About Hudspeth County
Hudspeth County lies in the Basin and Range region of western Texas, being the second most western county in the state. Barren plains of gravelly earth, scattered with creosote bushes cover most of it's 11,841 square miles, scattered with a few mountain ranges and many mesas and isolated peaks. Mountains are mostly rocky with little vegetation.
Guadalupe Mountains National Park lies at the northeast corner of the county, with just the western flanks of the mountains sitting on the county line. These angular mountain rise thousands of feet above the surrounding plains, with dramatic cliffs making a landmark visible for many miles.
Two agricultural areas are found in the county. The Rio Grande forming the county's southern border, farms have been developed in the lowlands along the river by the means of irrigation. Most of the county's population lives in this region. The other region is found in the basin of an ancient lake near the northern boundary of the county. The community of Dell is found here.
The Sierra Diablo range of mountains lie along the eastern border of the county. The eagle mountains are found in the southern tip, and the Quitman Mountains parallel the Rio Grande. The Hueco Mountains lie on northern portion of the western boundary.

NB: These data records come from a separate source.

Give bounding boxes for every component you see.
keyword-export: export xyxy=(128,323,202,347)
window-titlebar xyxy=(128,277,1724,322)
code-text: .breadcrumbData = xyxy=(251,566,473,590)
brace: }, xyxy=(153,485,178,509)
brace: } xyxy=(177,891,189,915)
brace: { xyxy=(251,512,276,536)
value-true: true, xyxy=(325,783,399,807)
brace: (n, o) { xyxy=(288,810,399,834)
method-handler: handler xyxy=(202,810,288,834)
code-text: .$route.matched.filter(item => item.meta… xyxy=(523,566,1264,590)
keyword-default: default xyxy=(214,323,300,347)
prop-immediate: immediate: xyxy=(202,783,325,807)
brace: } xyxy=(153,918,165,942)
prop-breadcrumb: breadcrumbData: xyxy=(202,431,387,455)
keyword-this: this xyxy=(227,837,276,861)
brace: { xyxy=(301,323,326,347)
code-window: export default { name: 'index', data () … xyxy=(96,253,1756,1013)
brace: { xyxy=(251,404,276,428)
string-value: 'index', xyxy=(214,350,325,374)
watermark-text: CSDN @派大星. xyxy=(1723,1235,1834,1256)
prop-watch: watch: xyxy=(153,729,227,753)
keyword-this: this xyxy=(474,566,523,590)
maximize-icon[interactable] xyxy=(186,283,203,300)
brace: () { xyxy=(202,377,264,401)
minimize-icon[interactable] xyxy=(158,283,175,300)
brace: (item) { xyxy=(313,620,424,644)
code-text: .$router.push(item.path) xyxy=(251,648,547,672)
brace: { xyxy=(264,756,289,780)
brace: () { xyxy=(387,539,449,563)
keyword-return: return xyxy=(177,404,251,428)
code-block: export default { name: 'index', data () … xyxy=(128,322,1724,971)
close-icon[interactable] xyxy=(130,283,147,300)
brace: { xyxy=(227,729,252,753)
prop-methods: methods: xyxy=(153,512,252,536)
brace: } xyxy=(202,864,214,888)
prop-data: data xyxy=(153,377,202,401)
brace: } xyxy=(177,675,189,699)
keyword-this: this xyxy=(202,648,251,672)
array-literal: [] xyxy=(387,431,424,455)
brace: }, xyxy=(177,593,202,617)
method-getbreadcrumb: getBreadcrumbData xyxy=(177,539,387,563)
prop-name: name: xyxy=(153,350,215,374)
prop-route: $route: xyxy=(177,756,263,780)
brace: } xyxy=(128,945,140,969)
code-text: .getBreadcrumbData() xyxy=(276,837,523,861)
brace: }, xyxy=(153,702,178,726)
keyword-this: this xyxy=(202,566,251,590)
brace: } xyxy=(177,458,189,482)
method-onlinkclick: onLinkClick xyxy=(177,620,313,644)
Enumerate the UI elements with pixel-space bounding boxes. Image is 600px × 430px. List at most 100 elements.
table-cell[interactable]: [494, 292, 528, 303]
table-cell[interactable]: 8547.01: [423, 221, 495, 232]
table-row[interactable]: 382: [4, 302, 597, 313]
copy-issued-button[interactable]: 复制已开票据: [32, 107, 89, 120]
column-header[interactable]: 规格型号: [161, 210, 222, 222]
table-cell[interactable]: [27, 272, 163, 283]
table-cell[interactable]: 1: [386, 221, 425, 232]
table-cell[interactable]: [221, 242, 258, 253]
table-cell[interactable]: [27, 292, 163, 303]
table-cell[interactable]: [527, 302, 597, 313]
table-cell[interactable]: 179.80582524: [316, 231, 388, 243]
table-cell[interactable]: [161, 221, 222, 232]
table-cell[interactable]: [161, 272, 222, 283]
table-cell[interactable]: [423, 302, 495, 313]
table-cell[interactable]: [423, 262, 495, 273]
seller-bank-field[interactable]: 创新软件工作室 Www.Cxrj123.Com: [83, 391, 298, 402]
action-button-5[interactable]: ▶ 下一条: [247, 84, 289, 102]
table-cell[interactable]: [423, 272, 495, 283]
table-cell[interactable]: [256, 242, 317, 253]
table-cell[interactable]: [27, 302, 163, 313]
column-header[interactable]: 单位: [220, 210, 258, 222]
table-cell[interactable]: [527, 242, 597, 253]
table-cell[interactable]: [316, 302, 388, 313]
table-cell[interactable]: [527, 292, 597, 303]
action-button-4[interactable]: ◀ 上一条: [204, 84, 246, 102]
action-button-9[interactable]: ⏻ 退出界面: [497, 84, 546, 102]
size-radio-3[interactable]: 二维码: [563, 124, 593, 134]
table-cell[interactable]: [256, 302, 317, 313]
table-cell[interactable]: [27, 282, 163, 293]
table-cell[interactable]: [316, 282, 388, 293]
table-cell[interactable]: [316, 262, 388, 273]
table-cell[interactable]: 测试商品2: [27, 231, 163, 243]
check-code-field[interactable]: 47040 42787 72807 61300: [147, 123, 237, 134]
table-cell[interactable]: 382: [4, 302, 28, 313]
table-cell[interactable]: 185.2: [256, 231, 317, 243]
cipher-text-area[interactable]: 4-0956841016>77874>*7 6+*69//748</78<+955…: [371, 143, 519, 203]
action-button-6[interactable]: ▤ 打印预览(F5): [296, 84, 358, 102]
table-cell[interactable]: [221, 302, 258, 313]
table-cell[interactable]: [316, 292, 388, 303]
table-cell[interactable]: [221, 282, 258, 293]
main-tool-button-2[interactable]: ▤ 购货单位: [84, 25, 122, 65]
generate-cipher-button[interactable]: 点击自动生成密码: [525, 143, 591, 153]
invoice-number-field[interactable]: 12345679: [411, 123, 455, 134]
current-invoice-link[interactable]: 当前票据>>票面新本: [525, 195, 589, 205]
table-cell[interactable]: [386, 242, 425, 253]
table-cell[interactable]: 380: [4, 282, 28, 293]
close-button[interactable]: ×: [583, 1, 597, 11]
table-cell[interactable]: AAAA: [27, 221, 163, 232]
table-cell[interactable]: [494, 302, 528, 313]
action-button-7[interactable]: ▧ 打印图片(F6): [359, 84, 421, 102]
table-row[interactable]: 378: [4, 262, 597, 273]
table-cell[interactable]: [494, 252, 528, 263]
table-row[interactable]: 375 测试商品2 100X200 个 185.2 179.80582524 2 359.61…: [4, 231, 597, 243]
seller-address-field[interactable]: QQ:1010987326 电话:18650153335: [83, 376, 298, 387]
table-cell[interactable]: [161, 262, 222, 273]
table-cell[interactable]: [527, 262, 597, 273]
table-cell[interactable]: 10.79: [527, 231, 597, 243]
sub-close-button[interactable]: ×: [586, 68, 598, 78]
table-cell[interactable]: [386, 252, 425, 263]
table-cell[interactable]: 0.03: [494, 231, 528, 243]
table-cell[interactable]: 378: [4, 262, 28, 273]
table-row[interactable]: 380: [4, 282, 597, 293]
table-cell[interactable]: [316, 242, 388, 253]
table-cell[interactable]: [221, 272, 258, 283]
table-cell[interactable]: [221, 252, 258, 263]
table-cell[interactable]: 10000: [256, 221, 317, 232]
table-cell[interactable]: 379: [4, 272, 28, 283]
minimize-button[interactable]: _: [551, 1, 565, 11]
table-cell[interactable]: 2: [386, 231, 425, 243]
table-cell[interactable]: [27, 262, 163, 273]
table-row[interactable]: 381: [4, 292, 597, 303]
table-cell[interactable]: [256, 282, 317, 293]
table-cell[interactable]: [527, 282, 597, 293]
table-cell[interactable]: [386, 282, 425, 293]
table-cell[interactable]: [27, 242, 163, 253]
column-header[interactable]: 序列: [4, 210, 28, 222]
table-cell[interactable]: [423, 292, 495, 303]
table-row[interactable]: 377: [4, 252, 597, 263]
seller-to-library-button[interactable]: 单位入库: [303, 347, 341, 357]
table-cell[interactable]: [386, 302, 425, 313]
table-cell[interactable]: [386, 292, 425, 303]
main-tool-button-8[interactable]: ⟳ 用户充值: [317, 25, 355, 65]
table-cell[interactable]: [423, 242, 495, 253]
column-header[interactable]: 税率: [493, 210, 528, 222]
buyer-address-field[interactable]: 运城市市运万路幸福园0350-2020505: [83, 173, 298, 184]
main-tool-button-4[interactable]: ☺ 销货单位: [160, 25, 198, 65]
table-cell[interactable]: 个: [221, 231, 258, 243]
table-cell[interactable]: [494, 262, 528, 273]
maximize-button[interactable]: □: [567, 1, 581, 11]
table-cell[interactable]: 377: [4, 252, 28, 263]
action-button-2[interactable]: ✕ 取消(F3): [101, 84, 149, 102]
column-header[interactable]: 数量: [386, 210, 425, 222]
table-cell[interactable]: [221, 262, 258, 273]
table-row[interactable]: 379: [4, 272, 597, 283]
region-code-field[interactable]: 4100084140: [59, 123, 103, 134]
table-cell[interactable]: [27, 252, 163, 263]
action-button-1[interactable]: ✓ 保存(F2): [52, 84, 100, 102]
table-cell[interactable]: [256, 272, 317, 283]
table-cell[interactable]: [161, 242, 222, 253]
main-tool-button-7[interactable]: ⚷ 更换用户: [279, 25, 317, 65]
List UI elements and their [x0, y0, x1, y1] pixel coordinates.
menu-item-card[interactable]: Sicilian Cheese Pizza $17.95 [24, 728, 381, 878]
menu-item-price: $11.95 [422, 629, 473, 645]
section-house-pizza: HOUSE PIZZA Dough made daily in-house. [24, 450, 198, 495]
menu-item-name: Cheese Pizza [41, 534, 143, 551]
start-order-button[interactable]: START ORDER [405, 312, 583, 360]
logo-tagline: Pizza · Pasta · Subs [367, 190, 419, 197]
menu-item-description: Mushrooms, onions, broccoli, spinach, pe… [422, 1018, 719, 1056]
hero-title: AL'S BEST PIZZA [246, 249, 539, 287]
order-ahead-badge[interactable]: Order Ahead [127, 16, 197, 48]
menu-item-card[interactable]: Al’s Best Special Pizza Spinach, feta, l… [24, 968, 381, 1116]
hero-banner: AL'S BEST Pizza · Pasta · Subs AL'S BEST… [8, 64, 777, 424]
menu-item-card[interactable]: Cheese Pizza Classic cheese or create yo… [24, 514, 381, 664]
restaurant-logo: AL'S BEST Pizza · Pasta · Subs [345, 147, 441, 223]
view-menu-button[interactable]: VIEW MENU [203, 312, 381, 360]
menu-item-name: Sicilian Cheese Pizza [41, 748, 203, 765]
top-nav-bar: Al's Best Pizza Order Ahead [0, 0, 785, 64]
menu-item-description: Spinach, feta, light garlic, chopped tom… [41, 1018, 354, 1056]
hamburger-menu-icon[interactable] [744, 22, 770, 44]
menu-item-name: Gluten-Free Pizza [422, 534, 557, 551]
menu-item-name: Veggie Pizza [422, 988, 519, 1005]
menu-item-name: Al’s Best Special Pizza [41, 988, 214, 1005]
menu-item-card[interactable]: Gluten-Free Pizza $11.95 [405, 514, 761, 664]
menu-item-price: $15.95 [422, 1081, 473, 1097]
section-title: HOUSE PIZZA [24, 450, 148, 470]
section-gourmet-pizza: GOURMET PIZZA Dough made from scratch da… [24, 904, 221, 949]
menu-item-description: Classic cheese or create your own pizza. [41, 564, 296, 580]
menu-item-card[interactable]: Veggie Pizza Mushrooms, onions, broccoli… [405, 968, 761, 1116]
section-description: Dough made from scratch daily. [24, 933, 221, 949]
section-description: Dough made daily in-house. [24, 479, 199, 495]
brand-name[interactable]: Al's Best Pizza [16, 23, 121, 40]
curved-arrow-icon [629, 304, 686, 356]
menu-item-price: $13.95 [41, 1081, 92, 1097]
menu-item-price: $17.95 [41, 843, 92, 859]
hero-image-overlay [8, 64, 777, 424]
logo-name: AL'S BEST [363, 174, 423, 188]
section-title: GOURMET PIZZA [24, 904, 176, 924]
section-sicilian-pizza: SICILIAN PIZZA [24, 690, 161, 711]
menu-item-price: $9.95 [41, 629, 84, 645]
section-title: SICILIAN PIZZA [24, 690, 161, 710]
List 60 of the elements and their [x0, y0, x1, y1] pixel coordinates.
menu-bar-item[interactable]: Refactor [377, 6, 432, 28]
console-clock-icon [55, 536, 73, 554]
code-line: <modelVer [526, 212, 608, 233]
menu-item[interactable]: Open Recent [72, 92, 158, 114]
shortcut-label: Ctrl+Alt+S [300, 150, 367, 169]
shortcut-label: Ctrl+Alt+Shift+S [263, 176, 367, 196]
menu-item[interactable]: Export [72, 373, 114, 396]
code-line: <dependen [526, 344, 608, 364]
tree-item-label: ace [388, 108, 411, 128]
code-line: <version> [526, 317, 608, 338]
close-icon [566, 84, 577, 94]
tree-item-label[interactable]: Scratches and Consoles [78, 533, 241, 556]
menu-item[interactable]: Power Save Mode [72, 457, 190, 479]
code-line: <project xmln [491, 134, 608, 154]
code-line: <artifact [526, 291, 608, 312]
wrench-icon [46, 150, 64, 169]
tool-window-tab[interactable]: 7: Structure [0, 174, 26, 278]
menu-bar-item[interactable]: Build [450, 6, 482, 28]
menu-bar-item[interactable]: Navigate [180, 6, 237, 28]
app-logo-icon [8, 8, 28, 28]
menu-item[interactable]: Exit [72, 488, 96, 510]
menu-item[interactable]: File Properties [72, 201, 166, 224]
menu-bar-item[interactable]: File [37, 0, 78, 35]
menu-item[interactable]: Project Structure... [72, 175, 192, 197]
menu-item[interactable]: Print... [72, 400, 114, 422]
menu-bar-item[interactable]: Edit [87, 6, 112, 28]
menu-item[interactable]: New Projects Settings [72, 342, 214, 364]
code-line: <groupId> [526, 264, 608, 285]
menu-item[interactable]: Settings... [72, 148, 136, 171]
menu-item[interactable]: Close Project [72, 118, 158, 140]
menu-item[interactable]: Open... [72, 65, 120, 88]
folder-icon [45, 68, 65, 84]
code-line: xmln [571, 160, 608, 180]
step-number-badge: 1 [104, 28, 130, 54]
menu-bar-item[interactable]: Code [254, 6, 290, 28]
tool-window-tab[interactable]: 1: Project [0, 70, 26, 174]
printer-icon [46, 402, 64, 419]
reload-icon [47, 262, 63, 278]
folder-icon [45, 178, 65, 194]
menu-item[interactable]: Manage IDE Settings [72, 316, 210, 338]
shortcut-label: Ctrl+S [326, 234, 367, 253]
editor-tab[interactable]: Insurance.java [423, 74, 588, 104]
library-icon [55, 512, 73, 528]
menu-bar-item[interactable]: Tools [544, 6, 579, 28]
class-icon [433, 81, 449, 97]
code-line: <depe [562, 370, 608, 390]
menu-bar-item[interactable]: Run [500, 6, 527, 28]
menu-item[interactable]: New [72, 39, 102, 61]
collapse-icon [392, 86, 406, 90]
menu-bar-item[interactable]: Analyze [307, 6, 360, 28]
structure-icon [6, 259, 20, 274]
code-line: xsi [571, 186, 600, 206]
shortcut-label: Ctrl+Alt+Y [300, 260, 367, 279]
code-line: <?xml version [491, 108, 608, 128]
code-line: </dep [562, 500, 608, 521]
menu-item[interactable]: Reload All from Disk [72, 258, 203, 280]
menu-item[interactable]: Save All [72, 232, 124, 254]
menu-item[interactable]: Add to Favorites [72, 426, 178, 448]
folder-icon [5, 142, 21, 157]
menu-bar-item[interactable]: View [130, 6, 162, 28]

Interstate 10 travels east-west through the southern part of Hudspeth County, while U.S. Highways 180 and 62 (a combined route) parallel it in the north. They are connected by State Highway 1111. State Highways 20 and 192 follow the RIo Grande.
The population of Hudspeth County was 3,44 people in the 2000 census. The per capita income indicates that it is one of the poorest counties in the United States. The county seat is at Sierra Blanca. The county is named after Claude Benton Hudspeth, a Texas state senator from El Paso.
On UntraveledRoad, the deserts along Interstate 10 can be seen at the railroad stop called Allamoore, along with views of the Quitman and Eagle Mountains.